This port of the Commodore 64 favorite is, simultaneously, a complete rip-off and improvement on the “Ghosts ‘N Goblins” formula. Structurally and aesthetically, it owes a lot to Capcom’s iconic arcade platformer, but that’s not to say “Stormlord” doesn’t throw in a few of its own ideas - in particular, a greater emphasis on exploration than linear action.
This game is definitely a lot easier than its obvious inspiration, primarily because of its slower pace. Periodically, you’ll get swarmed by a sudden deluge of enemies, but it’s nothing you can’t weather. You only have a couple of weapons in the game (including the prerequisite projectile sword and this weird, arched blue fireball thingy) and the jumping mechanics, while a little awkward at first, are certainly manageable since it’s not a terribly-platform-heavy side scrolling action game. Gameplay-wise, you will be doing a lot of backtracking, as you try to free a bunch of fairies caught in giant bubbles and unearth oversized keys needed to make your way past barriers. Making things even weirder is this bizarre “teleportation” system, in which you have to hop on these little stone pedestals and wait for humongous falcons to carry you off to your next-destination. It’s confusing, no doubt, but you at least have to give the developers a little credit for trying something different.

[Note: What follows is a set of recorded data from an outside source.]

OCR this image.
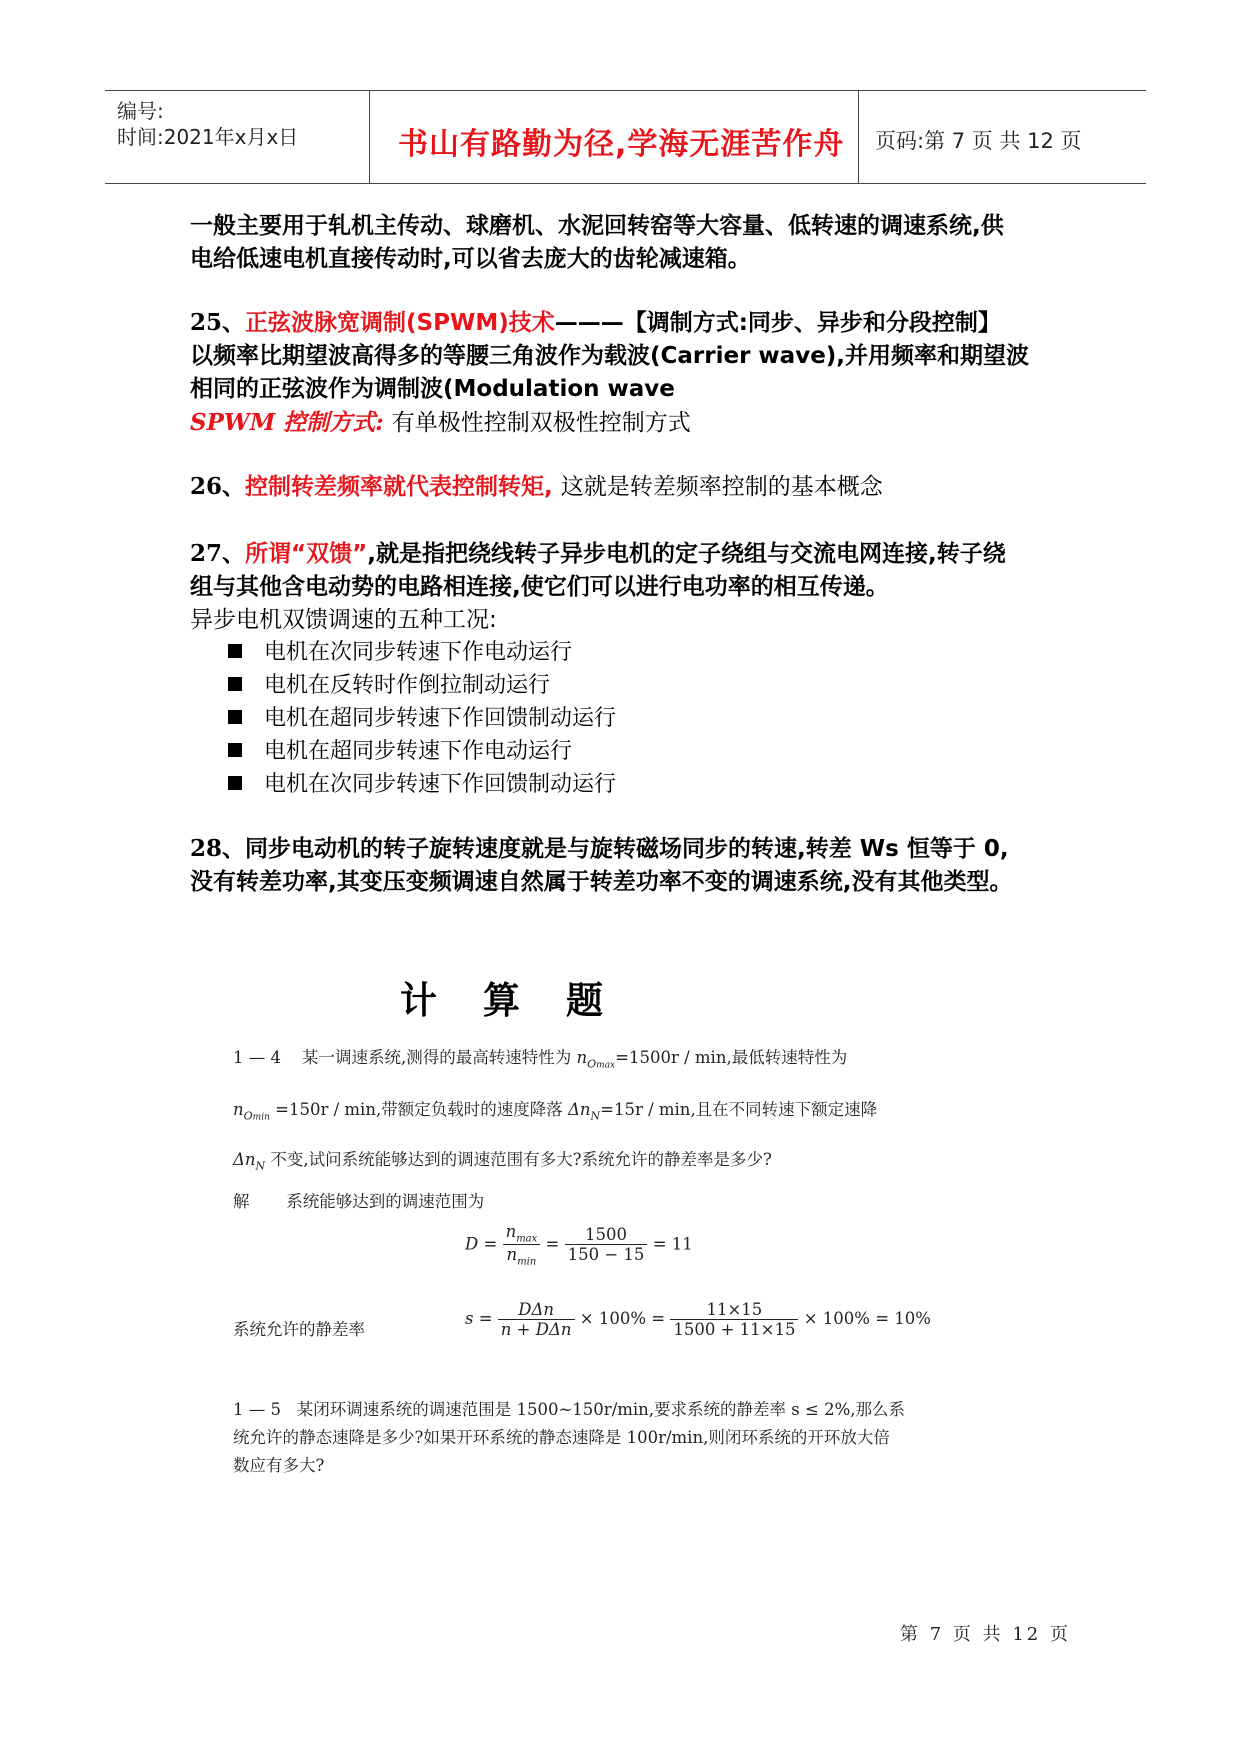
编号:
时间:2021年x月x日	书山有路勤为径,学海无涯苦作舟 页码:第 7 页 共 12 页
一般主要用于轧机主传动、球磨机、水泥回转窑等大容量、低转速的调速系统,供
电给低速电机直接传动时,可以省去庞大的齿轮减速箱。
25、正弦波脉宽调制(SPWM)技术———【调制方式:同步、异步和分段控制】
以频率比期望波高得多的等腰三角波作为载波(Carrier wave),并用频率和期望波
相同的正弦波作为调制波(Modulation wave
SPWM 控制方式: 有单极性控制双极性控制方式
26、控制转差频率就代表控制转矩, 这就是转差频率控制的基本概念
27、所谓“双馈”,就是指把绕线转子异步电机的定子绕组与交流电网连接,转子绕
组与其他含电动势的电路相连接,使它们可以进行电功率的相互传递。
异步电机双馈调速的五种工况:
电机在次同步转速下作电动运行
电机在反转时作倒拉制动运行
电机在超同步转速下作回馈制动运行
电机在超同步转速下作电动运行
电机在次同步转速下作回馈制动运行
28、同步电动机的转子旋转速度就是与旋转磁场同步的转速,转差 Ws 恒等于 0,
没有转差功率,其变压变频调速自然属于转差功率不变的调速系统,没有其他类型。
计算题
1 — 4 某一调速系统,测得的最高转速特性为 $n_{Omax}=1500r / \min$,最低转速特性为
$n_{Omin} =150r / \min$,带额定负载时的速度降落 $\Delta n_N=15r / \min$,且在不同转速下额定速降
$\Delta n_N$ 不变,试问系统能够达到的调速范围有多大?系统允许的静差率是多少?
解 系统能够达到的调速范围为
$D = \frac{n_{max}}{n_{min}} = \frac{1500}{150 - 15} = 11$
系统允许的静差率
$s = \frac{\text{DΔn}}{\text{n + DΔn}} \times 100\% = \frac{11\times 15}{1500 + 11\times 15} \times 100\% = 10\%$
1 — 5 某闭环调速系统的调速范围是 1500~150r/min,要求系统的静差率 s ≤ 2%,那么系
统允许的静态速降是多少?如果开环系统的静态速降是 100r/min,则闭环系统的开环放大倍
数应有多大?
第 7 页 共 12 页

The stages are pretty uninspired (you get your nighttime forest level, your grey castle level, your blue underground dungeon, etc.), but the layout is decent. The graphics and music is a tad minimalist (complete with some really out-of-place boingy cartoon sound effects), and there aren’t really any boss fights to speak of. However, you do get something that very, VERY few home console games from the era featured - honest-to-goodness, 16-bit nudity in the form of bare-breasted pixie statues. “Stormlord” may not be a truly exceptional title in any regard, but as a seasonal larf? If you don’t spend at least one evening this Halloween slogging your way through this game, you’ve squandered the most wonderful time of the year in my peepers.